Paul: The Chief of Sinners? (Pt 3)

Daily Devotional | Day 347

“For we know that the law is spiritual, but I am carnal, sold under sin . . . For what I will to do, that I do not practice; but what I hate, that I do. If, then, I do what I will not to do, I agree with the law that it is good. But now, it is no longer I who do it, but sin that dwells in me” (Romans 7:14-17, NKJV).

Of all the passages which appear to portray Paul as the chief of sinners, none perhaps is more perplexing than Romans 7:13-25. Like the passage we saw in 1 Timothy, some see the passage in Romans 7 as evidence that Paul (as Apostle and Christian) did struggle with sin(s) in his life. This, in their view, explains why (almost) all Christians struggle with sin. It is further proof, they say, that sin dwells in all of us. In effect, indwelling sin coexists with our born again identity. But does the passage support these assertions? We will examine the passage and find out what Paul is saying.

Let us start by making two observations. First, Paul is describing the experience of a Jew who knows the law. He is not talking about the experience of a Gentile. Although they were not under the law, Gentiles, like all people, did have a conscience (Romans 2:12-16). Therefore they had their own battles with (un)righteousness; but their experience would differ from what Paul is talking about in Romans 7:13-25.

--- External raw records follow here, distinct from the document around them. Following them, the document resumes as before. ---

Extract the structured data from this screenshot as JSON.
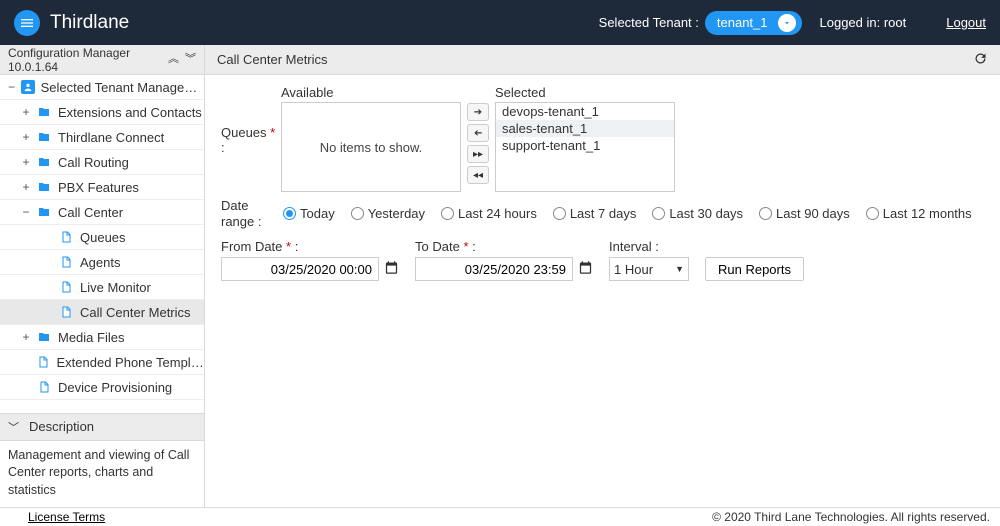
{
  "header": {
    "brand": "Thirdlane",
    "selected_tenant_label": "Selected Tenant :",
    "tenant_name": "tenant_1",
    "logged_in": "Logged in: root",
    "logout": "Logout"
  },
  "sidebar": {
    "title": "Configuration Manager 10.0.1.64",
    "items": [
      {
        "label": "Selected Tenant Management",
        "level": 1,
        "icon": "user",
        "exp": "−"
      },
      {
        "label": "Extensions and Contacts",
        "level": 2,
        "icon": "folder",
        "exp": "+"
      },
      {
        "label": "Thirdlane Connect",
        "level": 2,
        "icon": "folder",
        "exp": "+"
      },
      {
        "label": "Call Routing",
        "level": 2,
        "icon": "folder",
        "exp": "+"
      },
      {
        "label": "PBX Features",
        "level": 2,
        "icon": "folder",
        "exp": "+"
      },
      {
        "label": "Call Center",
        "level": 2,
        "icon": "folder",
        "exp": "−"
      },
      {
        "label": "Queues",
        "level": 3,
        "icon": "doc",
        "exp": ""
      },
      {
        "label": "Agents",
        "level": 3,
        "icon": "doc",
        "exp": ""
      },
      {
        "label": "Live Monitor",
        "level": 3,
        "icon": "doc",
        "exp": ""
      },
      {
        "label": "Call Center Metrics",
        "level": 3,
        "icon": "doc",
        "exp": "",
        "selected": true
      },
      {
        "label": "Media Files",
        "level": 2,
        "icon": "folder",
        "exp": "+"
      },
      {
        "label": "Extended Phone Templat...",
        "level": 2,
        "icon": "doc",
        "exp": ""
      },
      {
        "label": "Device Provisioning",
        "level": 2,
        "icon": "doc",
        "exp": ""
      }
    ],
    "description_title": "Description",
    "description_body": "Management and viewing of Call Center reports, charts and statistics"
  },
  "main": {
    "title": "Call Center Metrics",
    "queues_label": "Queues",
    "available_label": "Available",
    "available_empty": "No items to show.",
    "selected_label": "Selected",
    "selected_items": [
      "devops-tenant_1",
      "sales-tenant_1",
      "support-tenant_1"
    ],
    "date_range_label": "Date range :",
    "range_options": [
      "Today",
      "Yesterday",
      "Last 24 hours",
      "Last 7 days",
      "Last 30 days",
      "Last 90 days",
      "Last 12 months"
    ],
    "range_selected": "Today",
    "from_label": "From Date",
    "from_value": "03/25/2020 00:00",
    "to_label": "To Date",
    "to_value": "03/25/2020 23:59",
    "interval_label": "Interval :",
    "interval_value": "1 Hour",
    "run_button": "Run Reports"
  },
  "footer": {
    "license": "License Terms",
    "copyright": "© 2020 Third Lane Technologies. All rights reserved."
  }
}
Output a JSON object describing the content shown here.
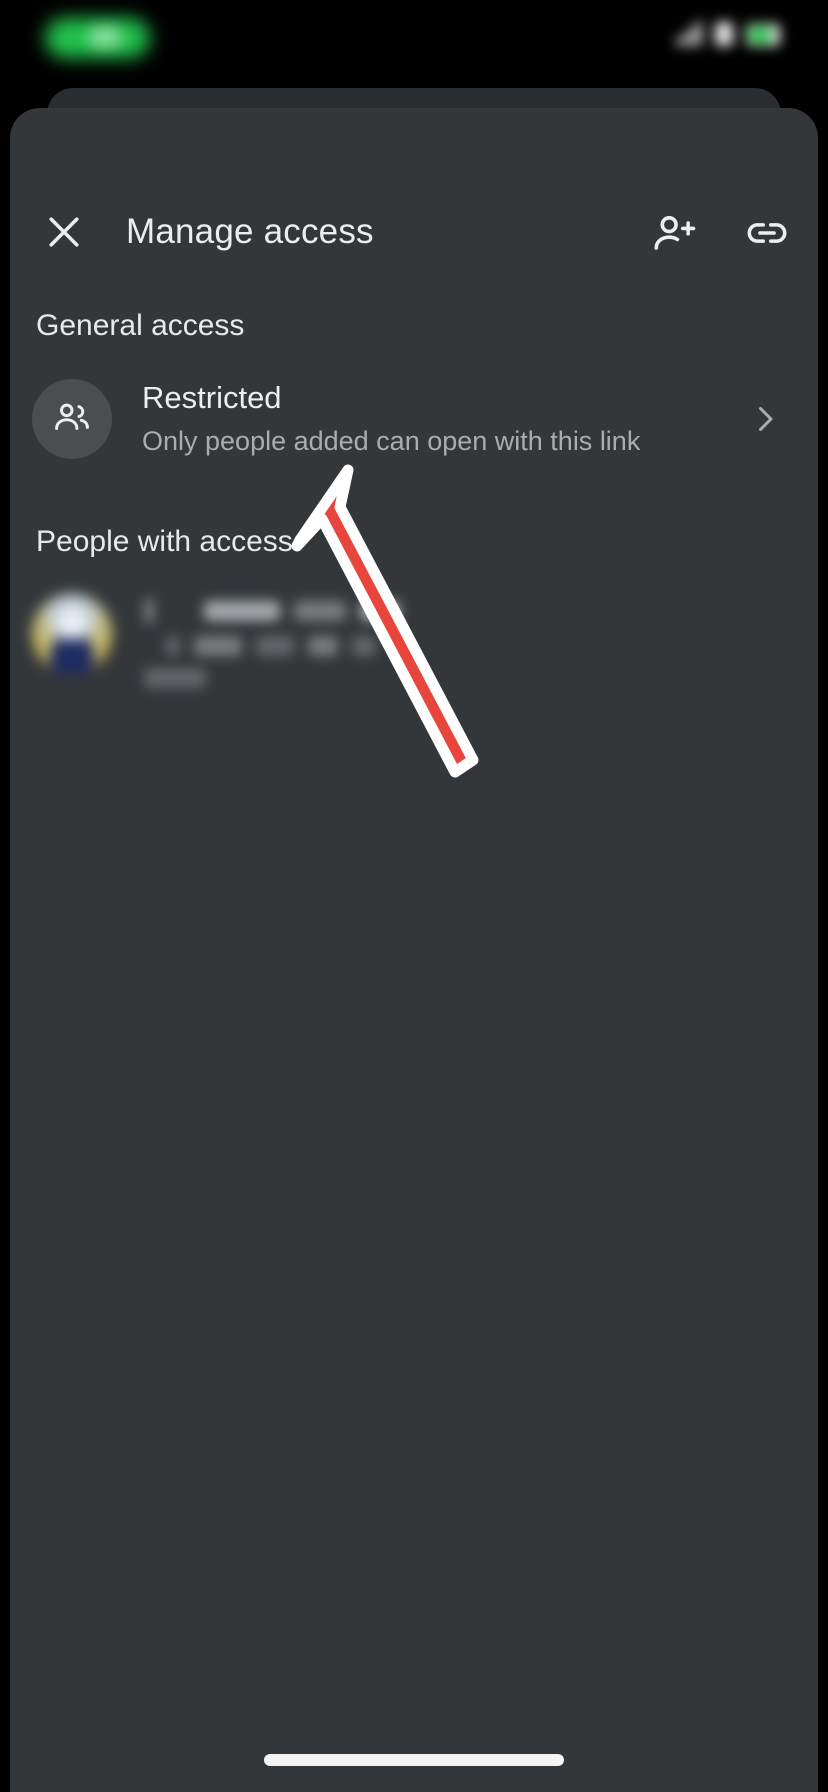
{
  "status_bar": {
    "left_indicator": "recording-pill",
    "icons": [
      "signal-bars",
      "wifi",
      "battery"
    ],
    "battery_color": "#2EC14F"
  },
  "header": {
    "title": "Manage access",
    "close_icon": "close-icon",
    "actions": [
      {
        "name": "add-person-button",
        "icon": "person-add-icon"
      },
      {
        "name": "copy-link-button",
        "icon": "link-icon"
      }
    ]
  },
  "general_access": {
    "section_label": "General access",
    "row": {
      "icon": "people-group-icon",
      "title": "Restricted",
      "subtitle": "Only people added can open with this link",
      "chevron": "chevron-right-icon"
    }
  },
  "people_with_access": {
    "section_label": "People with access",
    "people": [
      {
        "avatar": "user-avatar-photo",
        "name_redacted": true,
        "detail_redacted": true
      }
    ]
  },
  "annotation": {
    "type": "arrow",
    "color": "#E8453C",
    "outline_color": "#FFFFFF",
    "points_to": "Restricted row"
  },
  "system": {
    "home_indicator": "home-indicator",
    "sheet_background": "#33373A",
    "page_background": "#000000"
  }
}
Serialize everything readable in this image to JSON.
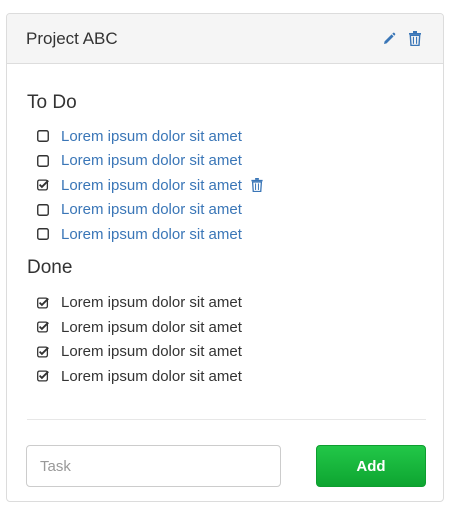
{
  "panel": {
    "title": "Project ABC",
    "edit_icon": "pencil-icon",
    "delete_icon": "trash-icon"
  },
  "todo": {
    "heading": "To Do",
    "items": [
      {
        "label": "Lorem ipsum dolor sit amet",
        "checked": false,
        "show_delete": false
      },
      {
        "label": "Lorem ipsum dolor sit amet",
        "checked": false,
        "show_delete": false
      },
      {
        "label": "Lorem ipsum dolor sit amet",
        "checked": true,
        "show_delete": true
      },
      {
        "label": "Lorem ipsum dolor sit amet",
        "checked": false,
        "show_delete": false
      },
      {
        "label": "Lorem ipsum dolor sit amet",
        "checked": false,
        "show_delete": false
      }
    ]
  },
  "done": {
    "heading": "Done",
    "items": [
      {
        "label": "Lorem ipsum dolor sit amet",
        "checked": true
      },
      {
        "label": "Lorem ipsum dolor sit amet",
        "checked": true
      },
      {
        "label": "Lorem ipsum dolor sit amet",
        "checked": true
      },
      {
        "label": "Lorem ipsum dolor sit amet",
        "checked": true
      }
    ]
  },
  "add_form": {
    "input_placeholder": "Task",
    "input_value": "",
    "button_label": "Add"
  },
  "colors": {
    "link": "#3a76b7",
    "icon": "#3a76b7",
    "add_button": "#13b339"
  }
}
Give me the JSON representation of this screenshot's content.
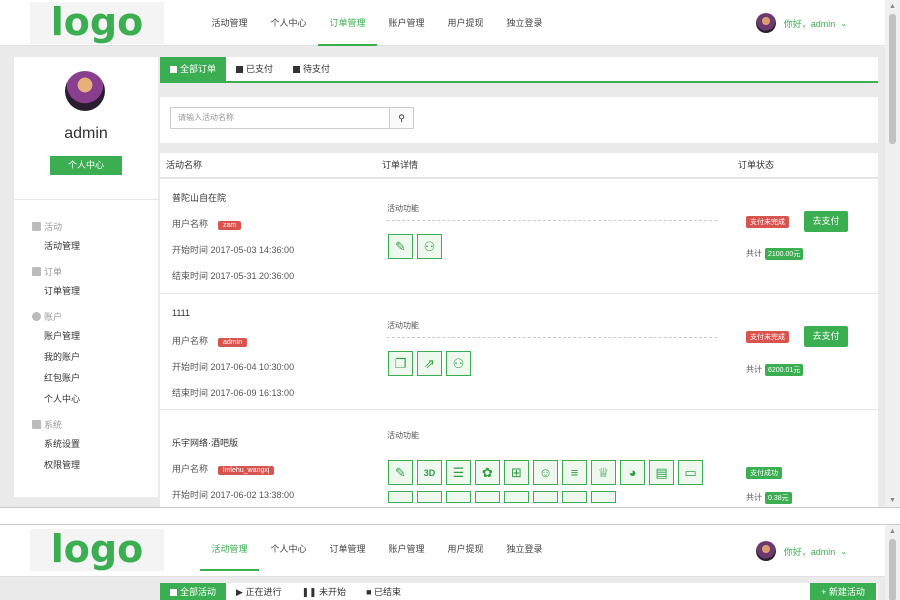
{
  "logo": "logo",
  "nav": [
    "活动管理",
    "个人中心",
    "订单管理",
    "账户管理",
    "用户提现",
    "独立登录"
  ],
  "user": {
    "greeting": "你好，admin",
    "name": "admin"
  },
  "sidebar": {
    "button": "个人中心",
    "groups": [
      {
        "title": "活动",
        "items": [
          "活动管理"
        ]
      },
      {
        "title": "订单",
        "items": [
          "订单管理"
        ]
      },
      {
        "title": "账户",
        "items": [
          "账户管理",
          "我的账户",
          "红包账户",
          "个人中心"
        ]
      },
      {
        "title": "系统",
        "items": [
          "系统设置",
          "权限管理"
        ]
      }
    ]
  },
  "tabs": [
    "全部订单",
    "已支付",
    "待支付"
  ],
  "search": {
    "placeholder": "请输入活动名称"
  },
  "table": {
    "headers": [
      "活动名称",
      "订单详情",
      "订单状态"
    ]
  },
  "rows": [
    {
      "name": "普陀山自在院",
      "user_label": "用户名称",
      "user": "zam",
      "start": "开始时间 2017-05-03 14:36:00",
      "end": "结束时间 2017-05-31 20:36:00",
      "features_label": "活动功能",
      "icons": [
        "edit-icon",
        "users-icon"
      ],
      "status": "支付未完成",
      "status_color": "#d9534f",
      "pay": "去支付",
      "total_label": "共计",
      "total": "2100.00元"
    },
    {
      "name": "1111",
      "user_label": "用户名称",
      "user": "admin",
      "start": "开始时间 2017-06-04 10:30:00",
      "end": "结束时间 2017-06-09 16:13:00",
      "features_label": "活动功能",
      "icons": [
        "cards-icon",
        "share-icon",
        "users-icon"
      ],
      "status": "支付未完成",
      "status_color": "#d9534f",
      "pay": "去支付",
      "total_label": "共计",
      "total": "6200.01元"
    },
    {
      "name": "乐宇网络·酒吧版",
      "user_label": "用户名称",
      "user": "lmlehu_wangxj",
      "start": "开始时间 2017-06-02 13:38:00",
      "features_label": "活动功能",
      "icons": [
        "edit-icon",
        "3d-icon",
        "chat-icon",
        "lottery-icon",
        "gift-icon",
        "person-icon",
        "list-icon",
        "cup-icon",
        "pie-icon",
        "stack-icon",
        "phone-icon"
      ],
      "status": "支付成功",
      "status_color": "#3cae52",
      "total_label": "共计",
      "total": "0.38元"
    }
  ],
  "frame2": {
    "tabs": [
      "全部活动",
      "正在进行",
      "未开始",
      "已结束"
    ],
    "new_button": "+ 新建活动"
  }
}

Second, Paul is describing the experience of one who is suffering guilt, condemnation and defeat under the law due to his inability to keep God’s law. But remember, not all those under the law could not keep it. The Scriptures testify that there were some who successfully obeyed God’s law and were morally blameless. For example, the Gospel of Luke has this to say about the soon-to-be parents of John the Baptist, Zachariah and Elizabeth: “And they were both righteous before God, walking in all the commandments and ordinances of the Lord blameless” (1:6). This is remarkable.

Now let us look at the things Paul said. Notice that he speaks in the first person, mostly in the present tense. This is one reason some conclude that the passage is a description of the Paul who had been saved by Christ. Keep in mind what we said yesterday about the use of the historical present tense to narrate a past event.

In Romans 7:13-25, Paul acknowledges that the law is good, spiritual and holy (v. 14, 16). The law, therefore, is not to blame for his inability to obey it. The problem lies with the person under the law. Paul describes his status in the strongest of terms, “I am carnal, sold under sin” (v. 14). Essentially, this means he is a slave, bound by the power of sin; and he is ultimately helpless. He makes the same point when he later admits that he is captive to the law of sin which is in his members, i.e. his flesh (v. 23).

Next, Paul tells us how being captive to sin translates into moral choices: “For what I will to do, that I do not practice; but what I hate, that I do” (v. 15; 19). Paul is saying that as a result of being enslaved to sin, his moral choices are heavily influenced by the power of sin which binds him. The law has taught him the will of God. But a conflict has developed between knowing what is good and doing it, or knowing what is evil and refraining from it. Unfortunately, in this conflict sin inevitably wins, leading to further guilt and condemnation. Is this part of Paul’s personal experience of Christianity?

We will pause here and continue tomorrow, if the Lord wills. Until then, may the Lord keep you in His mercies. Amen.